Conditions require a disciplined approach to drug pricing.
Industry experience points to a type of market that I believe can best be described as “bolus.” Bolus markets are markets for new drugs where unmet need is extremely strong and clinical benefit from the new drug dramatically improves standard of care. Since bolus markets have an intense and high velocity dynamic, conditions demand business discipline because right and wrong moves can have a disproportionate effect on a brand. For that reason, the suggestion here is that bolus markets deserve to be carved out and understood in their own terms.
For purposes of this discussion, the 2013 Sovaldi launch for hepatitis C best illustrates a pure model of bolus markets. Four key business factors (KBFs) that took shape in that payer landscape can be considered foundational for bolus markets and product performance:
To the degree products align with the first two factors—unmet need and efficacy—it should be easier to find an equilibrium with the second two factors: budget impact and medical cost offset. Weaker alignment with the first two factors requires the manufacturer to take extra care in its pricing, which is at the risk of causing significant payer pushback. While payers are notoriously skeptical of manufacturers’ pharmacoeconomic messaging, medical cost offsets are central to bolus market pricing because of the magnitude of the population size and the impact coverage has on the financial health of the insurance enterprise.

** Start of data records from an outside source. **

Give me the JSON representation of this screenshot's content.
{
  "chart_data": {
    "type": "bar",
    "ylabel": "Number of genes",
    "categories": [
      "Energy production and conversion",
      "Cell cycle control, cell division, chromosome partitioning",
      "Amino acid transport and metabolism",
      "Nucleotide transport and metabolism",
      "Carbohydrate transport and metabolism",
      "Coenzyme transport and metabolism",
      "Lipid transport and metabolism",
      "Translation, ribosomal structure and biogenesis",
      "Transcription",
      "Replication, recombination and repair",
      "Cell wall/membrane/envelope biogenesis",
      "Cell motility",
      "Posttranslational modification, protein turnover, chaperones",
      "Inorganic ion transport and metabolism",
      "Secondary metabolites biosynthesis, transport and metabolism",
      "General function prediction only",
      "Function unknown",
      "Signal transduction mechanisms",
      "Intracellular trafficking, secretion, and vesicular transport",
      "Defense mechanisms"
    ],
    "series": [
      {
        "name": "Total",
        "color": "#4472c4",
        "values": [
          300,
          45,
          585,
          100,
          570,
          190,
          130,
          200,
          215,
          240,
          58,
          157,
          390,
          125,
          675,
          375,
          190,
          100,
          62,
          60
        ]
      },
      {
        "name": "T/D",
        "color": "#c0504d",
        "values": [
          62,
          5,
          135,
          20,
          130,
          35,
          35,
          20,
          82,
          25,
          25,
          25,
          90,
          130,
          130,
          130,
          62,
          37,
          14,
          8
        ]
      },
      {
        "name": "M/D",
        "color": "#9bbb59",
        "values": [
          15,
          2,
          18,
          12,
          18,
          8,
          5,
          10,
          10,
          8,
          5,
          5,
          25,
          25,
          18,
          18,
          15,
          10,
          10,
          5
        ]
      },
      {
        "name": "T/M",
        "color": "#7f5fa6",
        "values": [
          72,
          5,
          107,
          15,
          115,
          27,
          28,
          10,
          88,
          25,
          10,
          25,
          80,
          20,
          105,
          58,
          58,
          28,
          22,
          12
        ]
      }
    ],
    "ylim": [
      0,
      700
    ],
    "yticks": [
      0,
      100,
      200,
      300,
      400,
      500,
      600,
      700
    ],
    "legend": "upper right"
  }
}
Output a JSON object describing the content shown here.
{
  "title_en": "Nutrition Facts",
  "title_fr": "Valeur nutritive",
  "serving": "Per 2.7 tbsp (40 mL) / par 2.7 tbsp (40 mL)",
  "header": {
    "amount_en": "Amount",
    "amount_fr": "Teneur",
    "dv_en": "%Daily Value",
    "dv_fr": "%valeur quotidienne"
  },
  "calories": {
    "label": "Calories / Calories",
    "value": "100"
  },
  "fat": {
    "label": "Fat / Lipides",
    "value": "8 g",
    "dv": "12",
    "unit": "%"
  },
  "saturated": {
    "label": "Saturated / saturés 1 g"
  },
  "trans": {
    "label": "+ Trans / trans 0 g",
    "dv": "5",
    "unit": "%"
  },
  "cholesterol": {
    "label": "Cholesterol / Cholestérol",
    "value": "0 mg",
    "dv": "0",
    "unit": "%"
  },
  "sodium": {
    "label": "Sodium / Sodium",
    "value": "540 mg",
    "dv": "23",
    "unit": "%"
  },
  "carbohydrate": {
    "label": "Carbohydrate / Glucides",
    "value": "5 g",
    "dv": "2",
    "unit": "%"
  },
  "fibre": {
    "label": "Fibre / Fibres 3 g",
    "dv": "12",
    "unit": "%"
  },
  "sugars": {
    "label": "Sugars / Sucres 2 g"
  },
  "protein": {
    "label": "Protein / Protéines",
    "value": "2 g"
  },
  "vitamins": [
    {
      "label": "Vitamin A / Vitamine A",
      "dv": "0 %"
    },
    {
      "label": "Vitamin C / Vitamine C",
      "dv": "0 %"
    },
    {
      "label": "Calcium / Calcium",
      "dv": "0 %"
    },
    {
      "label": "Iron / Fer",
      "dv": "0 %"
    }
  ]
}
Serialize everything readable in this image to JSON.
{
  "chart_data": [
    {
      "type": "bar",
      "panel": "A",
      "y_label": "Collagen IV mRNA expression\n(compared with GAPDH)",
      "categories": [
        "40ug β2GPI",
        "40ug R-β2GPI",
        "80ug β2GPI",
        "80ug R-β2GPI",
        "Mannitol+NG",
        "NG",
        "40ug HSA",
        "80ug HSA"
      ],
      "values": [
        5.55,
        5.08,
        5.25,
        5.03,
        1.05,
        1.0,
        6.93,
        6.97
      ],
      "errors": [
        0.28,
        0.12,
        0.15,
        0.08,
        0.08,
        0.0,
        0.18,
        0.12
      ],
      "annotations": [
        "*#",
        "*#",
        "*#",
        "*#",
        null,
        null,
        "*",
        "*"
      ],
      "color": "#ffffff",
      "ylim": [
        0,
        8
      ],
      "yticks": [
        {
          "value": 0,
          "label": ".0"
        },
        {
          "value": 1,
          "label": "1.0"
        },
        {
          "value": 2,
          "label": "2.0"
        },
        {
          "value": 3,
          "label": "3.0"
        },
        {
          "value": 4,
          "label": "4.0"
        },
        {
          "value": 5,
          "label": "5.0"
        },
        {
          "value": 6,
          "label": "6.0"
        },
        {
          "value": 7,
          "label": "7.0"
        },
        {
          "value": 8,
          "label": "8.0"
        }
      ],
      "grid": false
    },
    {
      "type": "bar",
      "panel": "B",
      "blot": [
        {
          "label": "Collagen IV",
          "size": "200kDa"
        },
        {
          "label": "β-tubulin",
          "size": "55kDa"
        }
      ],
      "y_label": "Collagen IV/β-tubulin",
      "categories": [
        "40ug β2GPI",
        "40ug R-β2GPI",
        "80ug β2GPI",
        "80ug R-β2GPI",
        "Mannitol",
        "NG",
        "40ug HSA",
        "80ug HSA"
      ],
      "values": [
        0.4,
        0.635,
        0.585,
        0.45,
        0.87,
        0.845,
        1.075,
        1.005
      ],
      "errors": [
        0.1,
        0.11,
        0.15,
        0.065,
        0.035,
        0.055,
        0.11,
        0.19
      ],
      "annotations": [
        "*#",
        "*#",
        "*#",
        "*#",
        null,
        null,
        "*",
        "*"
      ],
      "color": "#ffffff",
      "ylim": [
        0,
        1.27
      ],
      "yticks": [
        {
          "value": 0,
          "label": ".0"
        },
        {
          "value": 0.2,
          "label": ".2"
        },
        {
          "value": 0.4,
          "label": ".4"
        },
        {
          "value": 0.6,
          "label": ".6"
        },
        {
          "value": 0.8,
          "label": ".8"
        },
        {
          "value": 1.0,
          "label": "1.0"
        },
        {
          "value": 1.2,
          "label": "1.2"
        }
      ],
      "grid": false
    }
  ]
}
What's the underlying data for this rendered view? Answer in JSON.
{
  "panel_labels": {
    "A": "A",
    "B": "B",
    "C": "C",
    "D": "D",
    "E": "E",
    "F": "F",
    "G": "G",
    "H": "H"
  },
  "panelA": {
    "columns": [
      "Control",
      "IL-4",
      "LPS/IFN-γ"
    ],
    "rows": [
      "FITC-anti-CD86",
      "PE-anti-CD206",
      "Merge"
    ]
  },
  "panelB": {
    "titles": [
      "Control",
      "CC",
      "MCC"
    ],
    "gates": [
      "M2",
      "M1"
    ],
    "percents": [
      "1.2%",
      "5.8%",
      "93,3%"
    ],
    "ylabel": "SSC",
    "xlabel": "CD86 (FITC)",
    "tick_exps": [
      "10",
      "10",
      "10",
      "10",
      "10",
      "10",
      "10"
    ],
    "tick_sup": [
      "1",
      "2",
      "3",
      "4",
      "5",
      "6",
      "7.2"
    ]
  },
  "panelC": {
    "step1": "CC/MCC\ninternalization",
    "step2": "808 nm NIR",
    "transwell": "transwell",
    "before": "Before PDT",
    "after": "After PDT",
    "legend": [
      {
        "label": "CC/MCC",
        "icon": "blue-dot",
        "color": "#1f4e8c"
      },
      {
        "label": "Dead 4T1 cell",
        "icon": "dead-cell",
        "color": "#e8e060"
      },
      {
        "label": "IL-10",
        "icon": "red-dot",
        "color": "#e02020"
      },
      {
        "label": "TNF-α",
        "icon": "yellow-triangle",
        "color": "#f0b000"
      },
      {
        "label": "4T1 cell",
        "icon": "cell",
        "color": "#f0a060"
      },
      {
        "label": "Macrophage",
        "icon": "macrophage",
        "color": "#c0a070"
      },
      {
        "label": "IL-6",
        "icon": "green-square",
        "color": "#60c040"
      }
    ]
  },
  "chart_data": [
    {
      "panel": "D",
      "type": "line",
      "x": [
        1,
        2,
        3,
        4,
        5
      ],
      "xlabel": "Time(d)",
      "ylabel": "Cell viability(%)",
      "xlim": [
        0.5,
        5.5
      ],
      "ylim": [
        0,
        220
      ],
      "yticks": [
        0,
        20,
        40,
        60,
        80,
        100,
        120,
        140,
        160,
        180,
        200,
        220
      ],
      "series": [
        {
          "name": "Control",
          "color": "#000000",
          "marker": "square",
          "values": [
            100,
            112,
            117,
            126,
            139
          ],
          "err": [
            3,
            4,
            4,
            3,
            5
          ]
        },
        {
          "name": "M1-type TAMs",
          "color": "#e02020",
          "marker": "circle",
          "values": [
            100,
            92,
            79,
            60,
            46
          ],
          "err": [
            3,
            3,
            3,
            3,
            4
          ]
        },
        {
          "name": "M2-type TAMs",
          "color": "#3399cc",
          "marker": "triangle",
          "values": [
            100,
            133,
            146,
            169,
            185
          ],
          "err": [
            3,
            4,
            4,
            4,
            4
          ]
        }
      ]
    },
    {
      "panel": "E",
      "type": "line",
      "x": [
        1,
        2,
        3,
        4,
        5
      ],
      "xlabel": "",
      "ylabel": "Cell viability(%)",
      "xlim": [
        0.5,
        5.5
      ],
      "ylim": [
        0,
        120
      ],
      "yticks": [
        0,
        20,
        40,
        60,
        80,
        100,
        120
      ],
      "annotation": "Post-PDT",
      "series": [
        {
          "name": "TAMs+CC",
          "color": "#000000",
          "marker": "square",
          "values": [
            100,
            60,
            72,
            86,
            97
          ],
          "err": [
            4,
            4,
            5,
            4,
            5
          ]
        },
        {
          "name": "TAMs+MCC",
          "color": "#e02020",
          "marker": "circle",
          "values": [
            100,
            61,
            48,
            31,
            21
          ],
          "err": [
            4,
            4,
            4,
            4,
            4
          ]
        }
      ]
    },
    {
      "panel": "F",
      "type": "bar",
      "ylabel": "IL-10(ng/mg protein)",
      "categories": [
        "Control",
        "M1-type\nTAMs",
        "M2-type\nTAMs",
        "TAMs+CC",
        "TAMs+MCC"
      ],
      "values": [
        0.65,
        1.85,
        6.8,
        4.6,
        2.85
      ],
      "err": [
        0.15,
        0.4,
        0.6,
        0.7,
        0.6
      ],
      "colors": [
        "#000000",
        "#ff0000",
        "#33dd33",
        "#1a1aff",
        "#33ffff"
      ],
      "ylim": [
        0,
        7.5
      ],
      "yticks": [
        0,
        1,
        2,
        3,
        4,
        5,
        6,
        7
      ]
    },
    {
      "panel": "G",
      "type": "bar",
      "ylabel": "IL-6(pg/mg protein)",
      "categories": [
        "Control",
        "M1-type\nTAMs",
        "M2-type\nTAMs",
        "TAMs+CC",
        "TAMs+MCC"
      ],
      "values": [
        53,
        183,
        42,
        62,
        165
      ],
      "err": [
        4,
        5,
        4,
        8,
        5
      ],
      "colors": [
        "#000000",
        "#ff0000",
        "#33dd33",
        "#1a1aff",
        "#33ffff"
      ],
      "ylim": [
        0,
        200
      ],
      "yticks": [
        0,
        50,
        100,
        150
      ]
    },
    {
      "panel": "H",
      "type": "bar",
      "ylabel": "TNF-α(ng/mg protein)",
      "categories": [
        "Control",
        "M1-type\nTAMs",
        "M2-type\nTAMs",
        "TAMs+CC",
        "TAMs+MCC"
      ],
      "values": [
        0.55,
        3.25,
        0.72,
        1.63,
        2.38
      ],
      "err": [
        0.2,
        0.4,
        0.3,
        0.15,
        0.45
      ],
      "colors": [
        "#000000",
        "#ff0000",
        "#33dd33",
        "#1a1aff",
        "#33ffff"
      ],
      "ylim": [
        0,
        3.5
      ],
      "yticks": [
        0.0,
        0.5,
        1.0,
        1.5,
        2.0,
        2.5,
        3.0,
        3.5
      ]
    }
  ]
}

For that reason, bolus markets have a single payer quality that elevates cost/benefit in coverage policy.
Despite all four KBFs being foundational for bolus markets, budget impact can be considered “first among equals.” Budget impact is always a consideration with payers, but the dynamic propelling bolus markets creates a fault line for budgets that differs from the budget strains that often occur with product launches.
When product characteristics lay claim to bolus markets but don’t fully align with unmet need and efficacy, if medical cost offsets and pricing do not adequately address budget impact, market behavior can be punishing. If we take Aduhelm for Alzheimer’s disease, for example, while it checked the box for extreme unmet need, it did not rise to the compelling standard for efficacy. Significantly, the manufacturer did not price its product to forge an equilibrium around medical cost offset and budget impact. The adverse reaction from Medicare had a powerful ripple effect on the brand and the manufacturer. The lesson here is price to efficacy, not unmet need.
Where products align with extreme unmet need and compelling efficacy, premium price tolerance is likely. Nevertheless, pricing still needs to factor in medical cost offset to adequately address budget impact. To the degree medical cost offset data are strong–or weak–pricing and discounts need to be adjusted accordingly. This is something manufacturers of weight loss products can be expected to grapple with currently.
In bolus markets, the initial market represents a huge prevalence while subsequent growth is limited to incidence. In addition, as competitors enter the market and comparability assumptions take hold, payers are willing to advantage and disadvantage products.
Once this step in market evolution emerges, the natural tug of market forces takes shape and bolus markets disappear. In their pure form, bolus markets belong to first movers.
Bolus markets with treatments that are one and done are richest at the beginning of their product lifecycle with declining new starts and, depending on competitive factors, possibly declining revenue per script over time. For treatments that are ongoing, the economics are more favorable.
From a payer POV, the contribution of products that meet the bolus market standard promises clinical benefit for a huge population that is transformative. From the manufacturer POV, pricing the molecule demands discipline that balances revenue on the one hand with medical cost offset and budget impact on the other hand.